Life

Italian physician and philosopher, Santorio Santorio is reputed the father of experimental physiology. His studies on metabolism, temperature, pulse and diagnosis would have constituted one of the most influential landmarks in the European medicine until the eighteenth century. 
Santorio was born the 29 March 1561 in Capodistria, today Koper in Slovenia, a city then under the protection of the Serenessima Republic of Venice. He studied Medicine, Mathematic and Philosophy in Padua where he would have also been appointed, as a professor of theoretical medicine, from 1611 to 1624.
From 1582 to 1599 Santorio travelled extensively in Poland and Croatia where he begun his experiments on the so-called insensible perspiration of the body, an insensible loss of water-steam from the pores of the skin as well as from the respiratory tracts, meant to regulate the dynamic of metabolism.
Although in the previous centuries many attempts had been done to properly evaluate biological phenomena, before Santorio the medical quantification was believed impossible.

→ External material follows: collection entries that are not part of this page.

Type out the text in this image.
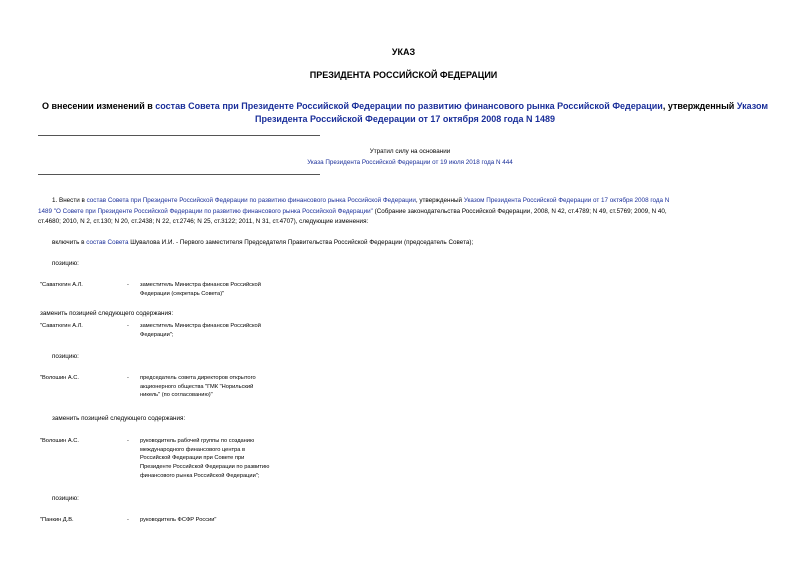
УКАЗ
ПРЕЗИДЕНТА РОССИЙСКОЙ ФЕДЕРАЦИИ
О внесении изменений в состав Совета при Президенте Российской Федерации по развитию финансового рынка Российской Федерации, утвержденный Указом
Президента Российской Федерации от 17 октября 2008 года N 1489
Утратил силу на основании
Указа Президента Российской Федерации от 19 июля 2018 года N 444
1. Внести в состав Совета при Президенте Российской Федерации по развитию финансового рынка Российской Федерации, утвержденный Указом Президента Российской Федерации от 17 октября 2008 года N
1489 "О Совете при Президенте Российской Федерации по развитию финансового рынка Российской Федерации" (Собрание законодательства Российской Федерации, 2008, N 42, ст.4789; N 49, ст.5769; 2009, N 40,
ст.4680; 2010, N 2, ст.130; N 20, ст.2438; N 22, ст.2746; N 25, ст.3122; 2011, N 31, ст.4707), следующие изменения:
включить в состав Совета Шувалова И.И. - Первого заместителя Председателя Правительства Российской Федерации (председатель Совета);
позицию:
"Саватюгин А.Л.	- заместитель Министра финансов Российской
Федерации (секретарь Совета)"
заменить позицией следующего содержания:
"Саватюгин А.Л.	- заместитель Министра финансов Российской
Федерации";
позицию:
"Волошин А.С.	- председатель совета директоров открытого
акционерного общества "ГМК "Норильский
никель" (по согласованию)"
заменить позицией следующего содержания:
"Волошин А.С.	- руководитель рабочей группы по созданию
международного финансового центра в
Российской Федерации при Совете при
Президенте Российской Федерации по развитию
финансового рынка Российской Федерации";
позицию:
"Панкин Д.В.	- руководитель ФСФР России"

Despite of this bias and in order to study the insensible perspiration, Santorio invented and built many instruments, among which was a steelyard-chair meant to weight himself and his patients. He kept experimenting for more than thirty years and eventually published the results in 1614 in the work Ars de statica medicina or «Medical statics» which is the first work of western medicine to show and apply quantification and experimental procedure.
Alike his friend Galileo Galilei, Santorio interest for quantification covered a variety of aspects, from medicine to physics. By using a principle already known to Heron of Alexandria, Santorio invented the first thermometer and the first pulsimeter, or pulsilogium, as well as many types of hygrometers and  anemometers that he described in the work Commentaria in Primam Fen primi libri Canonis Avicenna (published in Venice in 1625). In order to relieve the pain of patients he also invented many medical devices, among which was also the first equipped-bed, for patients in need of long-term care.
Santorio died in Venice the 22 February 1636 at the age of 74.
After his dead his legacy would have been carried on by many physicians and scientist of the seventeenth and eighteenth century. Among them there also would have been Antoine Antoine Lavoisier, the father of chemistry, who, acknowledging and recovering the studies of Santorio, would have done a further step toward the comprehension of metabolic processes.